Aku sedang duduk di ruang tamu sebuah rumah mewah kediaman Bu Tya. Rumah bergaya Eropa dengan perabotan tidak terlalu banyak tetapi tergolong unik.

Jelas, aku terkesima dibuatnya. Melihat desain interior rumah Bu Tya membuatku tidak bosan memandang. Berbeda jauh dengan rumahku di lereng gunung Sumbing.

Aku masih menyisir rumah Bu Tya sampai pada dinding dan ornamennya. Netraku memicing ke arah figura besar yang terpasang gagah dengan modelnya pasti keluarga Bu Tya.

"Ayo, ikut saya, Ning! Ibu tunjukkan ruangan lainnya biar kamu nggak bingung nantinya!" ajak Bu Tya. Aku merutuki diri sendiri yang terlalu larut mengagumi rumah besar itu hingga tergagap mendapat panggilan Bu Tya.

"Ini kamar saya. Kalau kamar anak-anak ada di atas. Kamu tidur di kamar untuk tamu saja supaya lebih nyaman."

"Iya, Bu. Saya berterima kasih sudah diberi tempat untuk tinggal. Nanti kalau sudah menemukan kos, saya akan pindah."

"Nggak usah buru-buru. Toh kampus yang mau kamu daftar juga terjangkau dari sini."

"Maaf, Bu. Sebenarnya saya bukan mendaftar kuliah. Tapi saya mau kerja di sana. Kebetulan ada tetangga yang sudah kerja di sana." Aku sedikit malu mengutarakan. Namun, kejujuran dari awal lebih baik.

"Oh begitu, sayang sebenarnya usia masih muda masih bisa belajar lanjut. Tapi nggak apa-apa. Kerja apa di sana?"

"Di kantin, Bu. Ada lowongan kasir." Lagi, aku lirih menjawab.

"Nggak apa-apa. Kerja apa aja yang penting halal. Nanti siapa tahu ada kesempatan Mbak Ning mendaftar kuliah lewat beasiswa."

Hatiku membumbung mendengar ucapan Bu Tya. Segera aku mengaminkannya.

Bu Tya melangkah kembali menuju kamar untuk tamu. Posisinya dekat dengan ruang keluarga dan jalan menuju ruang makan serta dapur.

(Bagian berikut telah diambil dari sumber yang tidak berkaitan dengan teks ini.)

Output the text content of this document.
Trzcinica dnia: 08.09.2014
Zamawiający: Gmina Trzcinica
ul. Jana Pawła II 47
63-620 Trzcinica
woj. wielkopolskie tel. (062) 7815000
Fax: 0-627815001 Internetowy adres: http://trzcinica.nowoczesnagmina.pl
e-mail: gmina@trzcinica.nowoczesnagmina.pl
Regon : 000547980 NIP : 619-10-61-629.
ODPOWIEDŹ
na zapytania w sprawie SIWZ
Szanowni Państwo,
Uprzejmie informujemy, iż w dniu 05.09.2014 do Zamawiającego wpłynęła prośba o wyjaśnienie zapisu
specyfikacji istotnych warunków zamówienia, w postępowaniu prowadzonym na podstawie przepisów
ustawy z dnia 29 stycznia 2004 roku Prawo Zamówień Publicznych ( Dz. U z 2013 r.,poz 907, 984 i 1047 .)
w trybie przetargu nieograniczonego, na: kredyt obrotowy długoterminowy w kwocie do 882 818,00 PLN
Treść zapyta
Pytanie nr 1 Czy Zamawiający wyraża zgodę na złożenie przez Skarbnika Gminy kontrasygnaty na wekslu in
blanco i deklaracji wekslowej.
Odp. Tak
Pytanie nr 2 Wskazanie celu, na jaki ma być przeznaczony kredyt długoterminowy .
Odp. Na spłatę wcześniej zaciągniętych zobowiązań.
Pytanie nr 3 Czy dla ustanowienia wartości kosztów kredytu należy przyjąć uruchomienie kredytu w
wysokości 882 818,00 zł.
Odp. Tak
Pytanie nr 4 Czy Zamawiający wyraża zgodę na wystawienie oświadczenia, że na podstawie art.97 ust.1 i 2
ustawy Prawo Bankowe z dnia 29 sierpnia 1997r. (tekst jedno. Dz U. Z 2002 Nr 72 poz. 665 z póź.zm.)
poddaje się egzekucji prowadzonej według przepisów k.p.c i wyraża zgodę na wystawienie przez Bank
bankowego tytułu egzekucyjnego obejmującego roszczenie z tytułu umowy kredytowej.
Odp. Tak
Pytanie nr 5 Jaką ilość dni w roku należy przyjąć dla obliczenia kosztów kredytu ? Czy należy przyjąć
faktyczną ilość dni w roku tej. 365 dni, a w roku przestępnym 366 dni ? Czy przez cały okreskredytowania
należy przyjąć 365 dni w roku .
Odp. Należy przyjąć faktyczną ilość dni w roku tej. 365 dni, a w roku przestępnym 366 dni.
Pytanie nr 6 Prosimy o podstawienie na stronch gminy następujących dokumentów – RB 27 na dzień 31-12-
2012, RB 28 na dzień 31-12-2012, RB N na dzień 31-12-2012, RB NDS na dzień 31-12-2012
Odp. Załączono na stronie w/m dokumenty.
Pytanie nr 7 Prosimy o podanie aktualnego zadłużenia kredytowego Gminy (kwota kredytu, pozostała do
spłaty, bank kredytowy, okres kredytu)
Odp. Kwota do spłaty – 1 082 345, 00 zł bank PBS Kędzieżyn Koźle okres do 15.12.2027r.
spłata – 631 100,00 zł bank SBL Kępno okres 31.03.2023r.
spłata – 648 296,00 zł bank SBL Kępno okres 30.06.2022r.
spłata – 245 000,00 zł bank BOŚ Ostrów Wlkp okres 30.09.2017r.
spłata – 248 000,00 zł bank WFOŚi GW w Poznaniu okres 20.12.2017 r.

"Ini kamar kamu. Sebelahnya ada kamar Mbok Nem. Beliau tetangga yang membantu saya sehari-hari. Terkadang malamnya pulang."

Aku mengangguk paham mendengar penjelasan Bu Tya. Lalu kuletakkan tas gendong di kasur. Kamarnya bersih dan rapi. Hanya berisi kasur, satu lemari dan meja kecil. Aku sangat bersyukur bisa mendapat tempat berlindung. Sebab nasib kurang baik menimpaku di perjalanan. Miris, aku menjadi korban pencopetan saat naik bus kota dari terminal besar di Yogya. Belum juga ketemu Mas Eko, aku sudah mendapat kemalangan.

"Sudah capek ya?" Bu Tya menarik sudut bibirnya ke atas saat melihatku duduk di ranjang lalu meneguk air mineral yang ads di tas.

"Maaf, Bu. Tenggorokan saya agak serak. Kayaknya teriak-teriak mengejar pencopet tadi."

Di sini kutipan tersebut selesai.